Sunday, June 2, 2019

10 Tips To New Venture Leaders To Never Stop Learning

Never-stop-learningYou probably think that the fact that you have started your own business validates your leadership ability. It may confirm that you were a leader yesterday, but do you have what it takes to be a leader tomorrow? In this era of rapid change, you can’t afford to stop learning, or you will find that your competitors, your customers, and your team, may soon be following someone else.

In fact, you may have noticed in a recent study, that the business CEO turnover rate last year was the highest in 10 years, and may go even higher this year. Real business leadership requires continuous improvement, just like your products and processes. Fortunately, contrary to popular opinion, the evidence is that leadership is not a birthright, and can be learned and improved.

Most people agree that leadership is primarily a set of behaviors that capitalize on relationships and a current market and customer understanding in a complex world. It’s not about a title, raw intelligence, or domination. Based on my own experience in large and small businesses, as well as mentoring entrepreneurs, here is my list of behaviors which will keep you ahead of the pack:

  1. Focus on managing relationships more than tasks. Leaders in new companies who have had to do much of the work themselves sometimes find it hard to now find time for the people who are now critical to their future. Building new relationships, inside and outside the company, and nurturing old ones, is a key to long-term leadership.

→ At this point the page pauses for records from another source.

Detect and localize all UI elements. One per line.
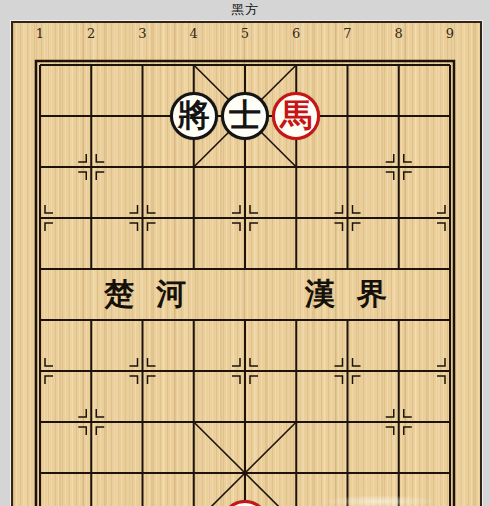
column-label-1: 1 bbox=[36, 26, 44, 41]
piece-glyph: 馬 bbox=[280, 99, 312, 131]
light-reflection bbox=[322, 495, 437, 506]
column-label-8: 8 bbox=[395, 26, 403, 41]
column-label-7: 7 bbox=[343, 26, 351, 41]
piece-glyph: 將 bbox=[178, 99, 210, 131]
piece-glyph: 士 bbox=[229, 99, 261, 131]
column-label-4: 4 bbox=[190, 26, 198, 41]
column-label-3: 3 bbox=[138, 26, 146, 41]
river-label-3: 漢 bbox=[305, 274, 335, 315]
river-label-4: 界 bbox=[357, 274, 387, 315]
black-side-label: 黑方 bbox=[231, 1, 259, 19]
river-label-1: 楚 bbox=[104, 274, 134, 315]
piece-red-horse[interactable]: 馬 bbox=[272, 92, 320, 140]
column-label-6: 6 bbox=[292, 26, 300, 41]
xiangqi-app: 黑方 123456789 楚河漢界 將士馬帥 bbox=[0, 0, 490, 506]
piece-black-advisor[interactable]: 士 bbox=[221, 92, 269, 140]
column-label-5: 5 bbox=[241, 26, 249, 41]
piece-black-general[interactable]: 將 bbox=[170, 92, 218, 140]
header-bar: 黑方 bbox=[0, 0, 490, 20]
river-label-2: 河 bbox=[156, 274, 186, 315]
column-label-9: 9 bbox=[446, 26, 454, 41]
column-label-2: 2 bbox=[87, 26, 95, 41]
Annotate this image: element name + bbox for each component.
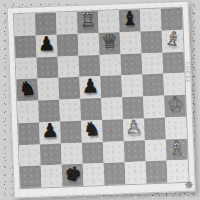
square-a5: ♞	[16, 79, 38, 102]
square-g5	[142, 74, 164, 97]
black-knight: ♞	[83, 119, 101, 139]
white-king: ♔	[166, 94, 184, 114]
black-knight: ♞	[18, 78, 37, 99]
square-c6	[58, 55, 80, 78]
square-d1	[83, 163, 105, 186]
square-d5: ♟	[79, 76, 101, 99]
square-g4	[143, 96, 165, 119]
white-pawn: ♙	[125, 118, 143, 138]
square-f3: ♙	[123, 118, 145, 141]
square-e5	[100, 75, 122, 98]
square-a8	[14, 13, 36, 36]
square-c1: ♚	[62, 164, 84, 187]
square-f8: ♝	[119, 9, 141, 32]
square-d2	[82, 141, 104, 164]
square-c8	[56, 12, 78, 35]
square-a4	[17, 100, 39, 123]
black-king: ♚	[63, 162, 84, 185]
square-h7: ♗	[162, 30, 184, 53]
square-f7	[120, 31, 142, 54]
square-h6	[162, 51, 184, 74]
black-pawn: ♟	[38, 34, 56, 54]
square-f2	[124, 140, 146, 163]
black-pawn: ♟	[41, 121, 59, 141]
square-g2	[145, 139, 167, 162]
black-bishop: ♝	[121, 9, 139, 29]
square-b1	[41, 165, 63, 188]
square-c7	[57, 34, 79, 57]
square-b7: ♟	[36, 34, 58, 57]
square-g8	[140, 9, 162, 32]
white-queen: ♕	[101, 31, 119, 51]
white-bishop: ♗	[168, 138, 186, 158]
square-g7	[141, 30, 163, 53]
square-e1	[104, 162, 126, 185]
white-rook: ♖	[79, 11, 97, 31]
square-a2	[19, 144, 41, 167]
square-h4: ♔	[164, 95, 186, 118]
square-b2	[40, 143, 62, 166]
square-f6	[121, 53, 143, 76]
black-pawn: ♟	[81, 76, 99, 96]
square-d7	[78, 33, 100, 56]
square-e7: ♕	[99, 32, 121, 55]
square-d8: ♖	[77, 11, 99, 34]
square-b6	[37, 56, 59, 79]
chess-board: ♖♝♟♕♗♞♟♔♟♞♙♗♚ CHESS ✵	[7, 1, 196, 199]
square-b5	[37, 78, 59, 101]
square-a1	[20, 166, 42, 189]
square-b3: ♟	[39, 121, 61, 144]
square-f1	[125, 162, 147, 185]
square-c3	[60, 121, 82, 144]
white-bishop: ♗	[163, 28, 183, 50]
square-c5	[58, 77, 80, 100]
board-corner-emblem-icon: ✵	[184, 179, 194, 192]
square-c4	[59, 99, 81, 122]
square-h2: ♗	[166, 138, 188, 161]
square-g6	[142, 52, 164, 75]
square-a3	[18, 122, 40, 145]
square-e3	[102, 119, 124, 142]
square-a7	[15, 35, 37, 58]
square-f5	[121, 75, 143, 98]
square-e6	[100, 54, 122, 77]
square-g1	[146, 161, 168, 184]
square-g3	[144, 117, 166, 140]
square-e4	[101, 97, 123, 120]
board-edge-branding-text: CHESS	[184, 62, 191, 84]
square-d3: ♞	[81, 120, 103, 143]
board-grid: ♖♝♟♕♗♞♟♔♟♞♙♗♚	[14, 8, 189, 188]
square-e2	[103, 141, 125, 164]
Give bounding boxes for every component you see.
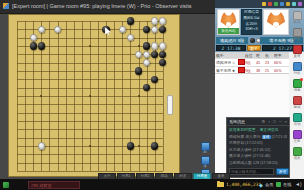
sidebar-label: 对弈 xyxy=(290,71,304,75)
quick-icon[interactable] xyxy=(280,2,284,6)
white-stone[interactable] xyxy=(159,17,166,24)
sidebar-icon xyxy=(293,113,302,122)
country-flag-icon xyxy=(238,67,245,73)
tray-status-icon[interactable] xyxy=(276,182,281,187)
folder-icon[interactable] xyxy=(217,182,224,187)
volume-icon[interactable]: ◄) xyxy=(295,181,302,187)
sidebar-item-活动[interactable]: 活动 xyxy=(290,113,304,126)
sidebar-item-直播[interactable]: 直播 xyxy=(290,45,304,58)
black-stone[interactable] xyxy=(151,142,158,149)
chat-input[interactable]: 请输入聊天内容... xyxy=(229,168,274,175)
popup-titlebar[interactable]: 系统消息 ⚙ ♪ □ ─ × xyxy=(227,118,289,126)
table-header-row: 棋手段位胜负胜率 xyxy=(215,52,289,59)
sidebar-label: 棋谱 xyxy=(290,20,304,24)
sidebar-item-成长[interactable]: 成长 xyxy=(290,147,304,160)
black-stone[interactable] xyxy=(127,17,134,24)
coin-counter: 1,400,466,231 xyxy=(226,182,261,187)
sidebar-label: 任务 xyxy=(290,139,304,143)
grid-line-h xyxy=(17,163,163,164)
tray-label-online: 在线 xyxy=(283,182,291,187)
black-player-avatar[interactable]: 欢迎光临 xyxy=(217,9,240,35)
grid-line-h xyxy=(17,154,163,155)
white-stone[interactable] xyxy=(143,59,150,66)
black-clock: 2 17:38 xyxy=(216,45,246,51)
gem-icon: ◆ xyxy=(259,182,263,188)
sidebar-icon xyxy=(293,96,302,105)
black-stone[interactable] xyxy=(143,26,150,33)
sidebar-icon xyxy=(293,62,302,71)
taskbar: #95 对弈室 1,400,466,231 ◆ 会员 在线 ◄) xyxy=(0,179,304,190)
player-row[interactable]: 清风明月 ○9段452366% xyxy=(215,59,289,67)
black-stone[interactable] xyxy=(151,76,158,83)
grid-line-h xyxy=(17,129,163,130)
white-stone[interactable] xyxy=(151,26,158,33)
grid-line-h xyxy=(17,121,163,122)
panel-top-strip xyxy=(215,0,304,8)
black-stone[interactable] xyxy=(30,42,37,49)
board-tool-button[interactable]: 谱 xyxy=(197,156,213,169)
sidebar-item-商城[interactable]: 商城 xyxy=(290,96,304,109)
popup-window-controls[interactable]: ⚙ ♪ □ ─ × xyxy=(261,119,288,124)
star-point xyxy=(40,95,42,97)
quick-icon[interactable] xyxy=(298,2,302,6)
country-flag-icon xyxy=(238,59,245,65)
sidebar-item-任务[interactable]: 任务 xyxy=(290,130,304,143)
message-timestamp: (17:21:33) xyxy=(272,135,287,139)
sidebar-item-对弈[interactable]: 对弈 xyxy=(290,62,304,75)
table-cell-name: 棋手 xyxy=(215,53,238,58)
black-stone[interactable] xyxy=(151,51,158,58)
sidebar-label: 消息 xyxy=(290,88,304,92)
star-point xyxy=(138,145,140,147)
start-icon[interactable] xyxy=(3,182,9,188)
player-stone-icon: ○ xyxy=(232,60,235,65)
tool-label: 谱 xyxy=(197,165,213,169)
go-game-window: [Expert room] | Game room #95: playing I… xyxy=(0,0,215,179)
white-stone[interactable] xyxy=(119,26,126,33)
chat-message: 当前观战人数 128 (17:58:20) xyxy=(229,160,287,167)
game-info-line: 对局信息 xyxy=(242,10,261,16)
game-info-line: 黑贴6.5目 xyxy=(242,16,261,22)
fox-snout xyxy=(226,22,231,26)
black-stone[interactable] xyxy=(135,67,142,74)
white-stone[interactable] xyxy=(159,42,166,49)
table-cell-win: 45 xyxy=(256,61,265,65)
message-timestamp: (17:51:48) xyxy=(253,154,270,158)
grid-line-h xyxy=(17,171,163,172)
black-stone[interactable] xyxy=(159,26,166,33)
star-point xyxy=(89,45,91,47)
board-tool-button[interactable]: 判 xyxy=(197,142,213,155)
panel-quick-icons xyxy=(262,2,302,6)
window-title: [Expert room] | Game room #95: playing I… xyxy=(12,3,192,9)
black-stone[interactable] xyxy=(143,42,150,49)
message-chip[interactable]: 直播 xyxy=(262,135,271,140)
white-player-avatar[interactable] xyxy=(263,9,289,35)
avatar-banner: 欢迎光临 xyxy=(218,28,239,34)
sidebar-label: 直播 xyxy=(290,54,304,58)
tray-label-vip: 会员 xyxy=(265,182,273,187)
game-info-box: 对局信息黑贴6.5目各20分30秒×3 xyxy=(241,9,262,35)
table-cell-loss: 23 xyxy=(265,61,274,65)
quick-icon[interactable] xyxy=(262,2,266,6)
star-point xyxy=(89,95,91,97)
go-board[interactable] xyxy=(8,14,180,177)
star-point xyxy=(138,95,140,97)
white-stone[interactable] xyxy=(38,142,45,149)
fox-snout xyxy=(273,22,279,26)
star-point xyxy=(89,145,91,147)
quick-icon[interactable] xyxy=(292,2,296,6)
screen: [Expert room] | Game room #95: playing I… xyxy=(0,0,304,190)
grid-line-h xyxy=(17,104,163,105)
sidebar-label: 商城 xyxy=(290,105,304,109)
sidebar-icon xyxy=(293,45,302,54)
grid-line-h xyxy=(17,113,163,114)
game-info-line: 30秒×3 xyxy=(242,27,261,33)
send-button[interactable]: 发送 xyxy=(276,168,289,175)
sidebar-icon xyxy=(293,130,302,139)
grid-line-h xyxy=(17,138,163,139)
quick-icon[interactable] xyxy=(268,2,272,6)
system-message-popup: 系统消息 ⚙ ♪ □ ─ × 欢迎来到对弈室，请文明交流 观战玩家 进入房间 直… xyxy=(226,117,290,178)
message-timestamp: (17:45:12) xyxy=(253,148,270,152)
tool-label: 判 xyxy=(197,151,213,155)
board-scroll-marker[interactable] xyxy=(167,95,173,115)
table-cell-name: 清风明月 ○ xyxy=(215,60,238,65)
table-cell-loss: 负 xyxy=(265,53,274,58)
table-cell-rank: 9段 xyxy=(245,60,256,65)
message-timestamp: (17:58:20) xyxy=(260,161,277,165)
title-bar[interactable]: [Expert room] | Game room #95: playing I… xyxy=(0,0,215,14)
table-cell-rate: 胜率 xyxy=(274,53,287,58)
popup-input-row: 请输入聊天内容... 发送 xyxy=(229,168,289,175)
grid-line-v xyxy=(114,21,115,171)
sidebar-item-消息[interactable]: 消息 xyxy=(290,79,304,92)
sidebar-item-棋谱[interactable]: 棋谱 xyxy=(290,11,304,24)
black-stone[interactable] xyxy=(127,142,134,149)
message-timestamp: (17:22:05) xyxy=(245,141,262,145)
sidebar-label: 成长 xyxy=(290,156,304,160)
grid-line-v xyxy=(106,21,107,171)
count-button[interactable]: 数子 xyxy=(247,45,261,51)
chat-message: 欢迎来到对弈室，请文明交流 xyxy=(229,127,287,134)
table-cell-rank: 段位 xyxy=(245,53,256,58)
table-cell-rate: 60% xyxy=(274,69,287,73)
sidebar-icon xyxy=(293,147,302,156)
black-player-name: 清风明月 9段 xyxy=(216,37,248,44)
sidebar-label: 好友 xyxy=(290,37,304,41)
white-stone[interactable] xyxy=(30,34,37,41)
black-stone[interactable] xyxy=(38,42,45,49)
app-icon xyxy=(3,3,9,9)
white-stone[interactable] xyxy=(143,51,150,58)
black-stone[interactable] xyxy=(143,84,150,91)
sidebar-icon xyxy=(293,11,302,20)
notification-badge xyxy=(300,78,303,81)
white-stone[interactable] xyxy=(38,26,45,33)
table-cell-win: 38 xyxy=(256,69,265,73)
quick-icon[interactable] xyxy=(274,2,278,6)
white-stone[interactable] xyxy=(54,26,61,33)
sidebar-item-好友[interactable]: 好友 xyxy=(290,28,304,41)
white-stone[interactable] xyxy=(127,34,134,41)
sidebar-label: 活动 xyxy=(290,122,304,126)
right-sidebar: 棋谱好友直播对弈消息商城活动任务成长 xyxy=(290,11,304,164)
taskbar-window-button[interactable]: #95 对弈室 xyxy=(28,181,80,189)
sidebar-icon xyxy=(293,28,302,37)
popup-title: 系统消息 xyxy=(229,119,245,124)
white-stone[interactable] xyxy=(151,42,158,49)
table-cell-win: 胜 xyxy=(256,53,265,58)
table-cell-loss: 25 xyxy=(265,69,274,73)
table-cell-rate: 66% xyxy=(274,61,287,65)
table-cell-flag xyxy=(238,59,245,66)
grid-line-v xyxy=(98,21,99,171)
black-stone[interactable] xyxy=(159,59,166,66)
popup-message-list: 欢迎来到对弈室，请文明交流 观战玩家 进入房间 直播 (17:21:33)对局开… xyxy=(227,126,289,167)
grid-line-v xyxy=(122,21,123,171)
white-stone[interactable] xyxy=(151,17,158,24)
black-stone-indicator xyxy=(250,38,255,43)
quick-icon[interactable] xyxy=(286,2,290,6)
star-point xyxy=(138,45,140,47)
white-stone[interactable] xyxy=(135,51,142,58)
black-stone[interactable] xyxy=(159,51,166,58)
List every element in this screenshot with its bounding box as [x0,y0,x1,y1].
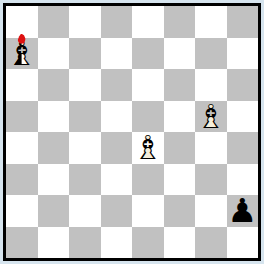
chessboard: ♝♝♗♝♗♝♗♟ [6,6,258,258]
square-d6 [101,69,133,101]
square-g3 [195,164,227,196]
square-c2 [69,195,101,227]
square-g2 [195,195,227,227]
square-c6 [69,69,101,101]
square-a3 [6,164,38,196]
square-a6 [6,69,38,101]
square-a5 [6,101,38,133]
piece-glyph: ♟ [227,195,259,227]
square-c1 [69,227,101,259]
square-h2: ♟ [227,195,259,227]
square-f1 [164,227,196,259]
white-bishop-e4: ♝♗ [132,132,164,164]
square-f6 [164,69,196,101]
square-a4 [6,132,38,164]
square-c3 [69,164,101,196]
square-b8 [38,6,70,38]
square-a2 [6,195,38,227]
square-c7 [69,38,101,70]
square-e3 [132,164,164,196]
piece-glyph: ♗ [132,132,164,164]
square-d1 [101,227,133,259]
square-e4: ♝♗ [132,132,164,164]
square-b1 [38,227,70,259]
white-bishop-g5: ♝♗ [195,101,227,133]
square-g1 [195,227,227,259]
square-a7: ♝♝♗ [6,38,38,70]
square-g5: ♝♗ [195,101,227,133]
square-d3 [101,164,133,196]
square-c4 [69,132,101,164]
square-f5 [164,101,196,133]
square-e8 [132,6,164,38]
square-f4 [164,132,196,164]
square-g6 [195,69,227,101]
square-h6 [227,69,259,101]
piece-glyph: ♗ [195,101,227,133]
square-g7 [195,38,227,70]
square-f2 [164,195,196,227]
square-c8 [69,6,101,38]
square-d2 [101,195,133,227]
square-h7 [227,38,259,70]
square-e2 [132,195,164,227]
square-b3 [38,164,70,196]
square-h4 [227,132,259,164]
square-d8 [101,6,133,38]
square-g8 [195,6,227,38]
square-f7 [164,38,196,70]
square-d5 [101,101,133,133]
neutral-bishop-a7: ♝♝♗ [6,38,38,70]
square-b6 [38,69,70,101]
black-pawn-h2: ♟ [227,195,259,227]
square-b2 [38,195,70,227]
chessboard-frame: ♝♝♗♝♗♝♗♟ [3,3,261,261]
square-h1 [227,227,259,259]
square-e1 [132,227,164,259]
square-f8 [164,6,196,38]
square-h8 [227,6,259,38]
square-b7 [38,38,70,70]
square-f3 [164,164,196,196]
square-b4 [38,132,70,164]
square-b5 [38,101,70,133]
square-a1 [6,227,38,259]
square-a8 [6,6,38,38]
square-h5 [227,101,259,133]
square-d7 [101,38,133,70]
square-g4 [195,132,227,164]
square-e7 [132,38,164,70]
square-d4 [101,132,133,164]
square-e6 [132,69,164,101]
square-c5 [69,101,101,133]
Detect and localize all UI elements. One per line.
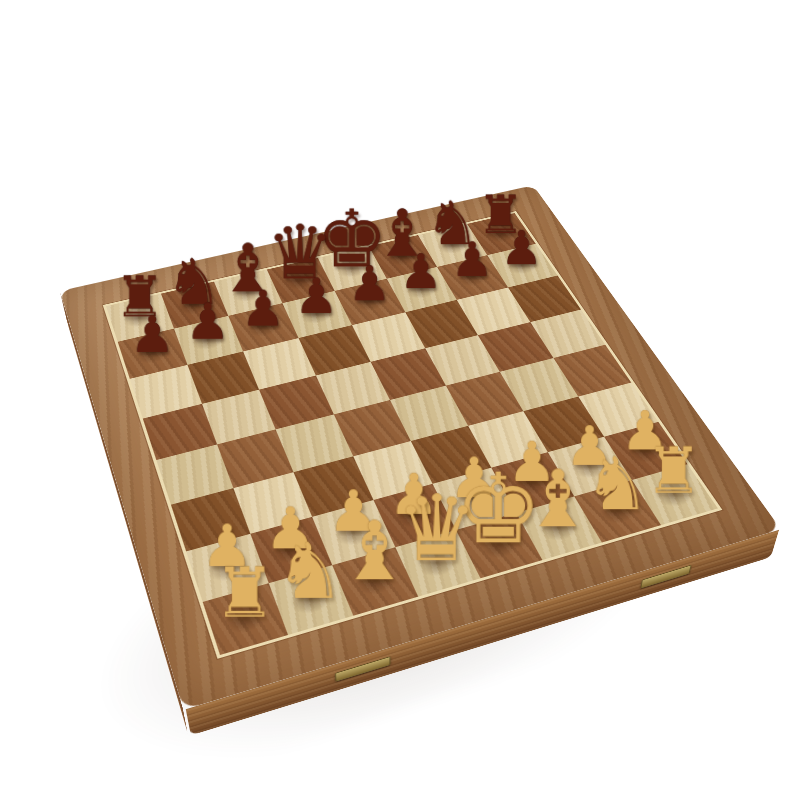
square-b4[interactable] [217, 429, 294, 488]
product-photo: ♜♞♝♛♚♝♞♜♟♟♟♟♟♟♟♟♟♟♟♟♟♟♟♟♜♞♝♛♚♝♞♜ [0, 0, 800, 800]
chess-board: ♜♞♝♛♚♝♞♜♟♟♟♟♟♟♟♟♟♟♟♟♟♟♟♟♜♞♝♛♚♝♞♜ [60, 185, 781, 710]
square-c4[interactable] [276, 415, 353, 472]
square-a5[interactable] [143, 404, 217, 460]
square-a4[interactable] [156, 445, 232, 505]
scene: ♜♞♝♛♚♝♞♜♟♟♟♟♟♟♟♟♟♟♟♟♟♟♟♟♜♞♝♛♚♝♞♜ [0, 0, 800, 800]
brass-hinge [640, 565, 691, 589]
square-d4[interactable] [333, 400, 410, 456]
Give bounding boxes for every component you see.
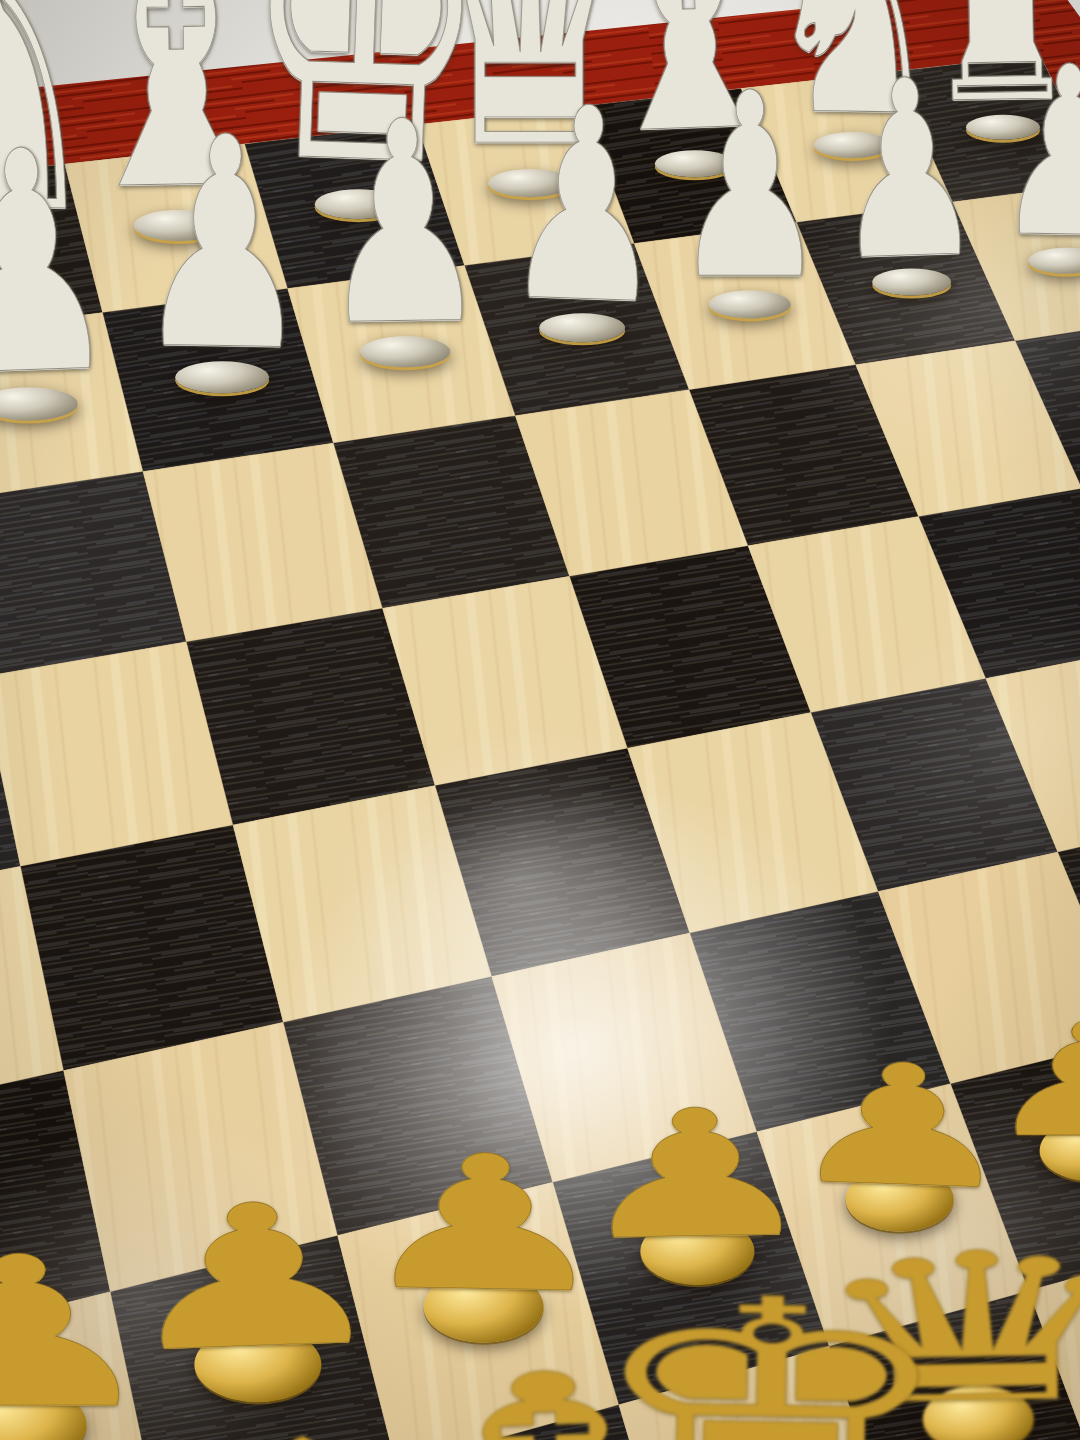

  2. Be the visible role model for accountability and trust. Team members and other constituents carefully watch what you do, as well as what you say. If you are too busy to be visible, or don’t practice what you preach, their perception of your leadership will diminish. You can’t hold others accountable, if you don’t take the high road yourself.

  3. Spend more time asking questions than dictating answers. Top leaders are always looking to grow by asking probing questions and gathering new insights from a broad range of relationships, rather than advocating their own views. They show empathy to constituents around them, encourage followers to step outside their safe zone.

  4. Practice active listening and full attention to those present. Many busy new venture owners believe they have heard it all before, so they tune out of conversations, or revert to multi-tasking, thus diluting their leadership. Don’t forget that the world is changing around you, so only your focused attention on all new input will keep you in the forefront.

  5. Restrain emotions and ego when you hear critical feedback. Resist the urge to be defensive, and focus on learning the “what” and “why” of every opposing point of view. Avoid the appearance of interrogation in questioning disagreements, and use your emotions carefully in making a point, or reacting to peers or other constituents.

  6. Broaden your communication circle to be more inclusive. Everyone is listening to how leaders take credit or give credit to the team, rather than themselves. Your words are important in garnering the trust and loyalty of your team, your peers, and partners. You need their commitment, feedback, and continued support as the market changes.
  7. Take more time for celebrating the success of others. People will follow you and keep you updated, if they sense your gratitude and appreciation for their efforts. Many new venture owners have trouble disengaging from the escalating demands of their business to celebrate the small successes of the people and customers who depend on them.

  8. Work on being a facilitator rather than a driver. The best leader personality for larger organizations is one of providing help and resources, rather than extracting performance. That means a priority on coaching and mentoring, as well as training and tools, before focusing on results metrics. Let people make their own decisions wherever possible.

  9. Eliminate the use of “off-the-record” comments. The world today is much less accepting of off-the-cuff remarks from business leaders. What you might perceive as a casual remark to friends may cause emotional reactions in others that can damage your leadership and business. Be aware of your environment and new devices around you.

  10. Control your non-verbal cues as well as your words. Such cues include body language, tone, inflexion, and other elements of voice, dress, and association. Practice the positive body language of eye contact, smiling, and confidence, rather than contempt, disgust, or anger. Remember that you will always be judged by the company you keep.

Learning to recognize and practice these behaviors doesn’t require any super-human skills, but does require continuous effort and focus. As your company matures, and the market changes, your leadership expectations and requirements also have to change for your long-term success. Start today by acquiring a mentor, as well as really listening to some trusted voices around you.